Chancellor of the Exchequer of Ireland
- In office 30 April 1807 – 1811
- Monarch: George III
- Prime Minister: The Duke of Portland
- Preceded by: Sir John Newport, Bt
- Succeeded by: William Wellesley-Pole
- In office 9 July 1804 – 24 February 1806
- Prime Minister: William Pitt the Younger
- Preceded by: Isaac Corry
- Succeeded by: Sir John Newport, 1st Baronet
- In office 23 April 1784 – 17 September 1785
- Preceded by: George Ponsonby
- Succeeded by: Sir John Parnell, 2nd Baronet

Speaker of the Irish House of Commons
- In office 1785–1800
- Monarch: George III
- Preceded by: Edmund Pery
- Succeeded by: Office abolished (Cathal Brugha as Ceann Comhairle)

Personal details
- Born: 1740
- Died: 23 August 1828 (aged 87–88)
- Spouse: Margaretta Amelia Foster ​ ​(m. 1764; died 1824)​

= John Foster, 1st Baron Oriel =

Anglo-Irish politician (1740–1828)

John Foster, 1st Baron Oriel PC (Ire) (1740 – 23 August 1828) was an Anglo-Irish politician who thrice served as Chancellor of the Exchequer of Ireland and also served as the last speaker of the Irish House of Commons.

==Early life==
He was the son of Anthony Foster of Dunleer, County Louth, Chief Baron of the Irish Exchequer (himself the son of John Foster, MP for Dunleer) by his first wife Elizabeth Burgh.
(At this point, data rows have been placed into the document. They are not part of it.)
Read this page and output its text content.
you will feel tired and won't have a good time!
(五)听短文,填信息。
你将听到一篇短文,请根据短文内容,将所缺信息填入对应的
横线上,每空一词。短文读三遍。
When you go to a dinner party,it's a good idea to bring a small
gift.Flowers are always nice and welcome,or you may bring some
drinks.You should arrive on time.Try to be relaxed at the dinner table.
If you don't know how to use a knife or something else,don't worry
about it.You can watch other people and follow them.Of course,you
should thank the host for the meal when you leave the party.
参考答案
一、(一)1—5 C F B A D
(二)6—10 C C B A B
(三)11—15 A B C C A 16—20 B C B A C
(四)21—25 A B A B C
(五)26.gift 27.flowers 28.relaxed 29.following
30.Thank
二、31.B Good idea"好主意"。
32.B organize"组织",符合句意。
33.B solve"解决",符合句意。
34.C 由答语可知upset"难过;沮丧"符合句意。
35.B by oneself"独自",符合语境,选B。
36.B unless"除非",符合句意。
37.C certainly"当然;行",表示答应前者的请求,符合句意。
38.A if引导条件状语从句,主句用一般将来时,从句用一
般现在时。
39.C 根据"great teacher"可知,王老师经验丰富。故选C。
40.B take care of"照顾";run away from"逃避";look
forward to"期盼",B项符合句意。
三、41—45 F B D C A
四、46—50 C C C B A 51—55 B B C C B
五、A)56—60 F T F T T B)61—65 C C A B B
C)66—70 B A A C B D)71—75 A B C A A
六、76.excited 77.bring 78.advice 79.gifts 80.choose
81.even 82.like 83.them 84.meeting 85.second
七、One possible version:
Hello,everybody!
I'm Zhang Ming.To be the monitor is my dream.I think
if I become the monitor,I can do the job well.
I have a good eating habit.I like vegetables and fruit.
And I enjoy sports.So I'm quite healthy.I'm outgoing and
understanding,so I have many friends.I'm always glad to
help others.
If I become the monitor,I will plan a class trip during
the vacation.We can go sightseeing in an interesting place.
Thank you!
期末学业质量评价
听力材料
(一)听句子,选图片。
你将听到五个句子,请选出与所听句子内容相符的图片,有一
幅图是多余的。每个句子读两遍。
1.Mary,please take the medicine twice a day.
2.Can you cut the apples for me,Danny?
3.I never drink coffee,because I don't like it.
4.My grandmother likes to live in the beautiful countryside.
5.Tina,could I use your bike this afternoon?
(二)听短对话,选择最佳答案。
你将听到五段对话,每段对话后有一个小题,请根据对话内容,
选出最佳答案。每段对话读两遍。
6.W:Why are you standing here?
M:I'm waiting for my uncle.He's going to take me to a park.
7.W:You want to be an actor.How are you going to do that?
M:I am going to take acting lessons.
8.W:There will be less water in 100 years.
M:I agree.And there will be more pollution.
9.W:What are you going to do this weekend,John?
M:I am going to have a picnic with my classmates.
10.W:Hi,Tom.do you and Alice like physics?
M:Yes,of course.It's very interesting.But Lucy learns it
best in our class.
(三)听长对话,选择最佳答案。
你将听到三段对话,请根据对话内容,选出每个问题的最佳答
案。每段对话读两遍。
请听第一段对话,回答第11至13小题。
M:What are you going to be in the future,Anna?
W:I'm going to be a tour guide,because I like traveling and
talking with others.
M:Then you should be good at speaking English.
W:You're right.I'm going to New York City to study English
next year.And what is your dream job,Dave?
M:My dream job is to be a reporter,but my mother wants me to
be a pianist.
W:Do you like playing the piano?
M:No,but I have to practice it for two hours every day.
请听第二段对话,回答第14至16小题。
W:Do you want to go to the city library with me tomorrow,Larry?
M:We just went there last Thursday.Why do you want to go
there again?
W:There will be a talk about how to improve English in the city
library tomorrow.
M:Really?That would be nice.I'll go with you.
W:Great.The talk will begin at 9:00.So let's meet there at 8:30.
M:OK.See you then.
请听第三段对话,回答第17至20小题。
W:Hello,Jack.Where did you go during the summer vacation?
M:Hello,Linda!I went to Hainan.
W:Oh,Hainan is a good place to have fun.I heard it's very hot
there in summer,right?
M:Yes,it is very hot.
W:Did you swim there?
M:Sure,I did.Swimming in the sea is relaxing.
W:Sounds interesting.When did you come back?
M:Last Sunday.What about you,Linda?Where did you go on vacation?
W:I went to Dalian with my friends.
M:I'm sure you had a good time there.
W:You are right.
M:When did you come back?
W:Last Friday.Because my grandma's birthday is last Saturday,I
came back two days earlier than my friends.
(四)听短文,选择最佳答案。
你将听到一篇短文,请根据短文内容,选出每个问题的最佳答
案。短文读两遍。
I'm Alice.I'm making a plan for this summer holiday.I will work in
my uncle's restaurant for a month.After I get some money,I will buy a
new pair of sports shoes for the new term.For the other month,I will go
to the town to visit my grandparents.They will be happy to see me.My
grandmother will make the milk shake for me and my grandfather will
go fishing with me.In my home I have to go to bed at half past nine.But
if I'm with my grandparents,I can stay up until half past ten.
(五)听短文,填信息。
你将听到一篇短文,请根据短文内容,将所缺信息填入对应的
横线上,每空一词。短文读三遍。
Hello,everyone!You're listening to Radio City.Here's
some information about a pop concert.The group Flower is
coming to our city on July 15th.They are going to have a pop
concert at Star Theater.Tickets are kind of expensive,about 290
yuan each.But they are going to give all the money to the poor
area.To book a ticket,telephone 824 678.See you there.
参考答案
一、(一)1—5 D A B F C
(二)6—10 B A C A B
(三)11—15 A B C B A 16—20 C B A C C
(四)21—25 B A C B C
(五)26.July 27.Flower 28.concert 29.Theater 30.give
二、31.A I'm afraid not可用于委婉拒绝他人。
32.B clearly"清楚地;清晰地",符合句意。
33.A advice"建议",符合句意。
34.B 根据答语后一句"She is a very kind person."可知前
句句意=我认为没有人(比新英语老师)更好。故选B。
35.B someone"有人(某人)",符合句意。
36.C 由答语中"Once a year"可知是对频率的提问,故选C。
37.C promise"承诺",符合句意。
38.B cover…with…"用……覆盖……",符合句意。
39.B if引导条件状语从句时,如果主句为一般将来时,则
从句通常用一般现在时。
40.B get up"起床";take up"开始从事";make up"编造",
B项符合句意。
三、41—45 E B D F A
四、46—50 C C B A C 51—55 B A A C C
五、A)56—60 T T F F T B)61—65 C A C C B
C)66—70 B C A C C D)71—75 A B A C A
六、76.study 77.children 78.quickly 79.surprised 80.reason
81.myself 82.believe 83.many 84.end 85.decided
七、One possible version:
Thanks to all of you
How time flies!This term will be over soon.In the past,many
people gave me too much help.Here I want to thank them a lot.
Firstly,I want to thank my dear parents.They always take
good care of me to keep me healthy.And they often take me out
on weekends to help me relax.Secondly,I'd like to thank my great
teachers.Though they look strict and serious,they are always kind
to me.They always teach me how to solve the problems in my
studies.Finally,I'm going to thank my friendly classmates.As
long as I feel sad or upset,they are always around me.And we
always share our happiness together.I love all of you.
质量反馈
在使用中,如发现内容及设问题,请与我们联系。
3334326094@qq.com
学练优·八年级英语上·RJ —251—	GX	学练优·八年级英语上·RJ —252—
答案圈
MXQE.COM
Foster lived in Merville, now part of the University College Dublin Campus in Clonskeagh, which came into his ownership in 1778. He also inherited Collon House in County Louth from his father, and made extensive improvements to the house and grounds; Collon was famous for its variety of trees and shrubs.

==Political career==
He was elected Member of Parliament (MP) to the Irish House of Commons for Dunleer in 1761, a seat he held until 1769. He made his mark in financial and commercial questions, being appointed Irish Chancellor of the Exchequer in 1784. His law giving bounties on the exportation of corn and imposing heavy taxes on its importation is noted by William Lecky as being largely responsible for making Ireland an arable instead of a pasture country. In 1785 he became the last Speaker of the Irish House of Commons.

In 1768, Foster was elected for Navan and in 1783 for Sligo. Both times he had also stood for County Louth, which constituency he then chose to represent. He held this seat until the Act of Union in 1801, which he opposed.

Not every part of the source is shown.